На следующий день вышел исправленный приказ. Гальперн, Гарди, Глиницки, Громке, Гроссбарт, Гуцва, Филиповиц, Фишбейн, Фьюзелли… А рядового Харли Алтона — везет же людям! — направили в форт в Монмуте (штат Нью-Джерси), куда, Бог весть почему, затребовался рядовой, прошедший пехотную подготовку.
После ужина я вернулся в канцелярию — уточнить, кому и когда нести дежурство. Гроссбарт поджидал меня. Он заговорил первым:
— Сукин сын, вот вы кто!
Я сел за стол и под его испепеляющим взглядом принялся вносить изменения в список.
— Что я вам плохого сделал? — разорялся он. — А моя семья? Вас что, убыло бы, если бы я служил неподалеку от отца — кто знает, сколько ему осталось жить?
— Это почему же?
— Сердце, — сказал Гроссбарт. — Мало на его долю бед выпало, так вы добавить решили. Будь проклят тот день, Маркс, когда я с вами познакомился! Шульман мне рассказал, что вы сделали. Вашему антисемитизму нет пределов. Сколько мы от вас здесь натерпелись, а вам все мало. Вы еще по телефону каверзы строите! Хотите меня извести, вот что!
Я сделал несколько пометок в списке и встал — хотел уйти.
— Всего доброго, Гроссбарт.
— Ну нет, вы должны просить у меня прощения. — Гроссбарт встал у меня на дороге.
— Шелдон, напротив это ты должен просить у меня прощения.
Он вызверился на меня:
— У вас?
— У меня, я так думаю, что и у меня. Но прежде всего у Фишбейна и Гальперна.

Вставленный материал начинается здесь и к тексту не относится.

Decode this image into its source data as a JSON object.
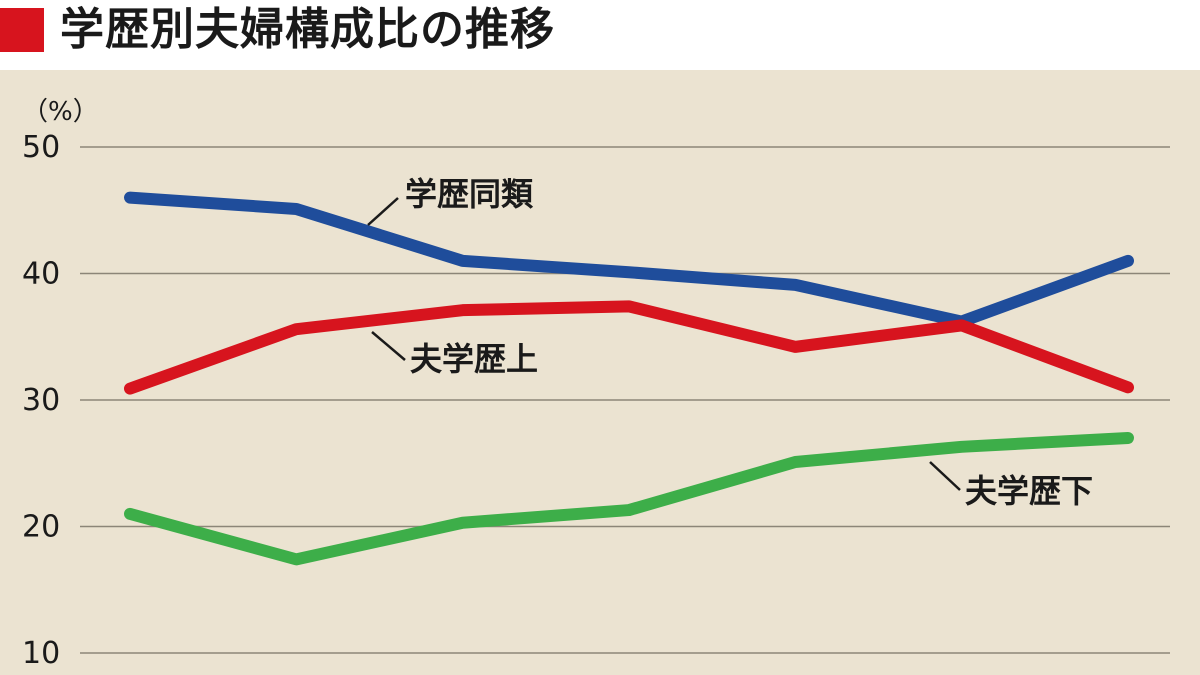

— Валяйте, передергивайте. Ни у кого я не должен просить прощения. Я сделал для них все, что мог. А теперь — я так считаю — имею право и о себе подумать.

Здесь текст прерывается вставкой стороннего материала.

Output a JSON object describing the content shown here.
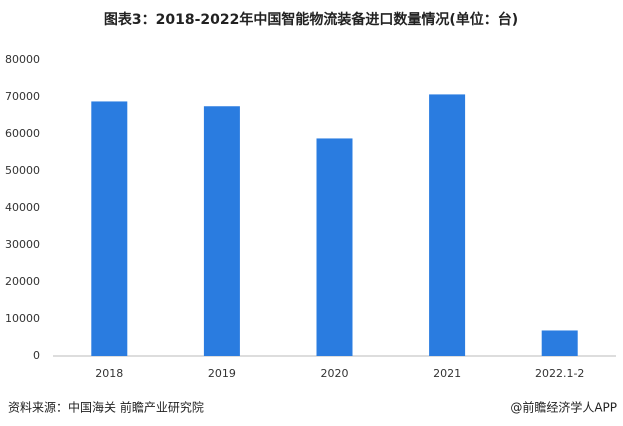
{
  "chart_data": {
    "type": "bar",
    "title": "图表3：2018-2022年中国智能物流装备进口数量情况(单位：台)",
    "categories": [
      "2018",
      "2019",
      "2020",
      "2021",
      "2022.1-2"
    ],
    "values": [
      68800,
      67500,
      58800,
      70700,
      6900
    ],
    "color": "#2a7ce0",
    "ylim": [
      0,
      80000
    ],
    "yticks": [
      0,
      10000,
      20000,
      30000,
      40000,
      50000,
      60000,
      70000,
      80000
    ],
    "grid": false,
    "source": "资料来源：中国海关 前瞻产业研究院",
    "credit": "@前瞻经济学人APP"
  }
}
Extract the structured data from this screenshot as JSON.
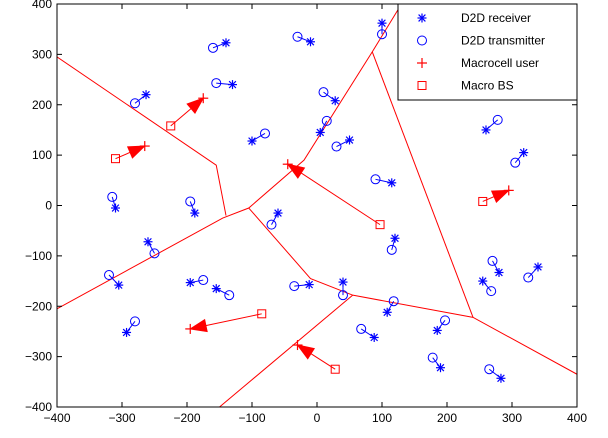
{
  "chart_data": {
    "type": "scatter",
    "xlim": [
      -400,
      400
    ],
    "ylim": [
      -400,
      400
    ],
    "x_ticks": [
      -400,
      -300,
      -200,
      -100,
      0,
      100,
      200,
      300,
      400
    ],
    "y_ticks": [
      -400,
      -300,
      -200,
      -100,
      0,
      100,
      200,
      300,
      400
    ],
    "grid": false,
    "legend_position": "top-right",
    "legend": [
      {
        "label": "D2D receiver",
        "marker": "asterisk",
        "color": "#0000ff"
      },
      {
        "label": "D2D transmitter",
        "marker": "circle",
        "color": "#0000ff"
      },
      {
        "label": "Macrocell user",
        "marker": "plus",
        "color": "#ff0000"
      },
      {
        "label": "Macro BS",
        "marker": "square",
        "color": "#ff0000"
      }
    ],
    "d2d_pairs": [
      {
        "tx": [
          -160,
          313
        ],
        "rx": [
          -140,
          323
        ]
      },
      {
        "tx": [
          -30,
          335
        ],
        "rx": [
          -10,
          325
        ]
      },
      {
        "tx": [
          100,
          340
        ],
        "rx": [
          100,
          362
        ]
      },
      {
        "tx": [
          -280,
          203
        ],
        "rx": [
          -263,
          220
        ]
      },
      {
        "tx": [
          -155,
          243
        ],
        "rx": [
          -130,
          240
        ]
      },
      {
        "tx": [
          10,
          225
        ],
        "rx": [
          28,
          208
        ]
      },
      {
        "tx": [
          15,
          168
        ],
        "rx": [
          5,
          145
        ]
      },
      {
        "tx": [
          -80,
          143
        ],
        "rx": [
          -100,
          128
        ]
      },
      {
        "tx": [
          30,
          117
        ],
        "rx": [
          50,
          130
        ]
      },
      {
        "tx": [
          278,
          170
        ],
        "rx": [
          260,
          150
        ]
      },
      {
        "tx": [
          305,
          85
        ],
        "rx": [
          318,
          105
        ]
      },
      {
        "tx": [
          90,
          52
        ],
        "rx": [
          115,
          45
        ]
      },
      {
        "tx": [
          -315,
          17
        ],
        "rx": [
          -310,
          -5
        ]
      },
      {
        "tx": [
          -195,
          8
        ],
        "rx": [
          -188,
          -15
        ]
      },
      {
        "tx": [
          -70,
          -38
        ],
        "rx": [
          -60,
          -15
        ]
      },
      {
        "tx": [
          -250,
          -95
        ],
        "rx": [
          -260,
          -72
        ]
      },
      {
        "tx": [
          115,
          -88
        ],
        "rx": [
          120,
          -65
        ]
      },
      {
        "tx": [
          -320,
          -138
        ],
        "rx": [
          -305,
          -158
        ]
      },
      {
        "tx": [
          -175,
          -148
        ],
        "rx": [
          -195,
          -153
        ]
      },
      {
        "tx": [
          -135,
          -178
        ],
        "rx": [
          -155,
          -165
        ]
      },
      {
        "tx": [
          -35,
          -160
        ],
        "rx": [
          -12,
          -157
        ]
      },
      {
        "tx": [
          40,
          -178
        ],
        "rx": [
          40,
          -152
        ]
      },
      {
        "tx": [
          118,
          -190
        ],
        "rx": [
          108,
          -212
        ]
      },
      {
        "tx": [
          270,
          -110
        ],
        "rx": [
          280,
          -133
        ]
      },
      {
        "tx": [
          268,
          -170
        ],
        "rx": [
          255,
          -150
        ]
      },
      {
        "tx": [
          325,
          -143
        ],
        "rx": [
          340,
          -122
        ]
      },
      {
        "tx": [
          -280,
          -230
        ],
        "rx": [
          -293,
          -252
        ]
      },
      {
        "tx": [
          68,
          -245
        ],
        "rx": [
          88,
          -262
        ]
      },
      {
        "tx": [
          197,
          -228
        ],
        "rx": [
          185,
          -248
        ]
      },
      {
        "tx": [
          178,
          -302
        ],
        "rx": [
          190,
          -322
        ]
      },
      {
        "tx": [
          265,
          -325
        ],
        "rx": [
          283,
          -343
        ]
      }
    ],
    "macro_links": [
      {
        "bs": [
          -225,
          158
        ],
        "ue": [
          -175,
          213
        ]
      },
      {
        "bs": [
          -310,
          93
        ],
        "ue": [
          -265,
          118
        ]
      },
      {
        "bs": [
          97,
          -38
        ],
        "ue": [
          -45,
          82
        ]
      },
      {
        "bs": [
          255,
          8
        ],
        "ue": [
          295,
          30
        ]
      },
      {
        "bs": [
          -85,
          -215
        ],
        "ue": [
          -195,
          -245
        ]
      },
      {
        "bs": [
          28,
          -325
        ],
        "ue": [
          -30,
          -277
        ]
      }
    ],
    "cell_boundaries": [
      [
        [
          -400,
          295
        ],
        [
          -155,
          80
        ],
        [
          -140,
          -20
        ]
      ],
      [
        [
          -400,
          -205
        ],
        [
          -145,
          -25
        ],
        [
          -105,
          -5
        ],
        [
          -20,
          90
        ],
        [
          85,
          305
        ],
        [
          130,
          400
        ]
      ],
      [
        [
          -105,
          -5
        ],
        [
          -10,
          -145
        ],
        [
          55,
          -178
        ],
        [
          240,
          -222
        ],
        [
          400,
          -335
        ]
      ],
      [
        [
          55,
          -178
        ],
        [
          -150,
          -400
        ]
      ],
      [
        [
          85,
          305
        ],
        [
          240,
          -222
        ]
      ]
    ]
  }
}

— Мы, Шелдон, должны думать друг о друге. Ты сам так сказал.
— Значит, по-вашему, вы думали обо мне?
— Нет. Обо всех нас.
Я оттолкнул его и пошел к двери. Слышал, как он яростно сопит за моей спиной — с таким звуком вырывается пар из мощного двигателя.
— С тобой ничего не случится, — сказал я уже от двери.
И подумал, что и с Фишбейном, и с Гальперном тоже, даже и на Тихом океане, до тех пор, пока Гроссбарт сумеет употреблять тряпичную натуру одного и одухотворенную отрешенность другого себе на пользу.
Я постоял около канцелярии — слушал, как за дверью плачет Гроссбарт. Видел, как за освещенными окнами казарм парни в майках, сидя на койках, обсуждают, куда их направят: они вот уже два дня кряду только о том и говорили. Пряча тревогу, они начищали ботинки, надраивали бляхи на ремнях, приводили в порядок исподнее, старались, как могли, смириться со своей участью. У меня за спиной глотал рыдания Гроссбарт — смиряясь со своей участью. И тогда, как ни тянуло меня вернуться в караулку, — просить у Гроссбарта прощения за мою нетерпимость, я смирился со своей.